Die Beschwerdeführerin habe in den Jahren 2010 und 2011 Fahrzeuge von der "A" und dem Nachfolgeunternehmen "B" erworben. Die Fahrzeuge seien bar bezahlt worden, wobei der Empfänger des Bargeldbetrages auf der Rechnung nicht namentlich genannt sei, der Bargeldbetrag nicht quittiert worden sei und verantwortliche Personen nicht angeführt seien. Mangels Bekanntgabe von Leistenden und Zahlungsempfängern werde der aus diesen Einkaufsrechnungen geltend gemachte Vorsteuerbetrag als nicht abzugsfähig behandelt.
Ab Juli 2011 sei eine unrichtige Bemessungsgrundlage für die Rückvergütung der Normverbrauchsabgabe herangezogen worden, da vom Einkaufspreis die Umsatzsteuerkomponente ausgeschieden worden sei. Richtigerweise sei die Bemessungsgrundlage für die Rückvergütung der Normverbrauchsabgabe für Kfz-Zulassungen bis zum 22.12.2010 der Einkaufspreis ohne Umsatzsteuer und NoVA-Komponente.
Die Einbringung der Abgaben sei gefährdet, da die Beschwerdeführerin in Österreich über kein verwertbares Vermögen mit Ausnahme des Guthabens auf dem Abgabenkonto verfüge.
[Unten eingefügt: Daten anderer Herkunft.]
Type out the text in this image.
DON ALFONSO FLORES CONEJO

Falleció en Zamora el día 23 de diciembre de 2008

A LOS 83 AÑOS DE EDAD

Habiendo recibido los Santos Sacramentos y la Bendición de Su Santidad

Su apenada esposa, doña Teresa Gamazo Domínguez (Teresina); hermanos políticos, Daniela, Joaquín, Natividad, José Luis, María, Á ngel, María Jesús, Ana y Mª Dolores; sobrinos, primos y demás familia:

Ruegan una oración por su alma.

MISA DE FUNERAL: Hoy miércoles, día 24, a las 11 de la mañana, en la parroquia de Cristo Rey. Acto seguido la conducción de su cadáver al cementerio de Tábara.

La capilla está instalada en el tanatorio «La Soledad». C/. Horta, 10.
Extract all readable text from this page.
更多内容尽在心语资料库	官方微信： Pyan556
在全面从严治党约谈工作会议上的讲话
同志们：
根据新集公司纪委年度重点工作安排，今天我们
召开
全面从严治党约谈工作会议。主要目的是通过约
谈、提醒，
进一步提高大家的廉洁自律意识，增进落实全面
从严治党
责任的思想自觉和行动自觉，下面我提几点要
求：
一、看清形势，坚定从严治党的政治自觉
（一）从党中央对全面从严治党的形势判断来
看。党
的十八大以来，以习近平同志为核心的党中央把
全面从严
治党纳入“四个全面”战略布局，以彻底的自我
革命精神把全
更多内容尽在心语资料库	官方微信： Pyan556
Die Gebrauchtwagen, welche das Umlaufvermögen der Beschwerdeführerin darstellten, befänden sich nicht in Österreich.
In ihrer Beschwerde vom 13.12.2013 brachte die Beschwerdeführerin vor, dass im Zuge der Erlassung des Sicherstellungsauftrages das Parteiengehör missachtet worden sei, dass unzureichende Anhaltspunkte für die Ermittlung der konkreten Höhe des sichergestellten Betrages vorlägen und dass eine Gefährdung oder wesentliche Erschwerung der Einbringung nicht vorläge. Im einzelnen werde angezweifelt, dass die im Sicherstellungsauftrag angeführte Anzahl der Kfz den Tatsachen entspräche, da nicht mitgeteilt worden sei, um welche Einzelfahrzeuge es sich handle. Die Höhe der Schätzung sei aus der Luft gegriffen. Die Aufwandskürzung von EUR 150,- je Kfz entspreche bei einigen Autos dem halben Einkaufspreis.
Es werde bestritten, dass für Billigfahrzeuge (unter EUR 500,- Einkaufspreis) keine NoVA-Rückvergütung zustehe. Diese Feststellung sei auch nur geringfügig.
Hinsichtlich der innergemeinschaftlichen Lieferungen werde der Vertrauensschutz außer Acht gelassen, die Beschwerdeführerin habe die UID des Auftraggebers geprüft sowie Ausweiskopien der abholenden Personen vorgelegt. Beförderungsnachweise lägen vor. Da die Beschwerdeführerin mit der Sorgfalt eines ordentlichen Kaufmannes gehandelt habe, lägen keine gewichtigen Anhaltspunkte für die Umqualifizierung der steuerfreien innergemeinschaftlichen Lieferung vor.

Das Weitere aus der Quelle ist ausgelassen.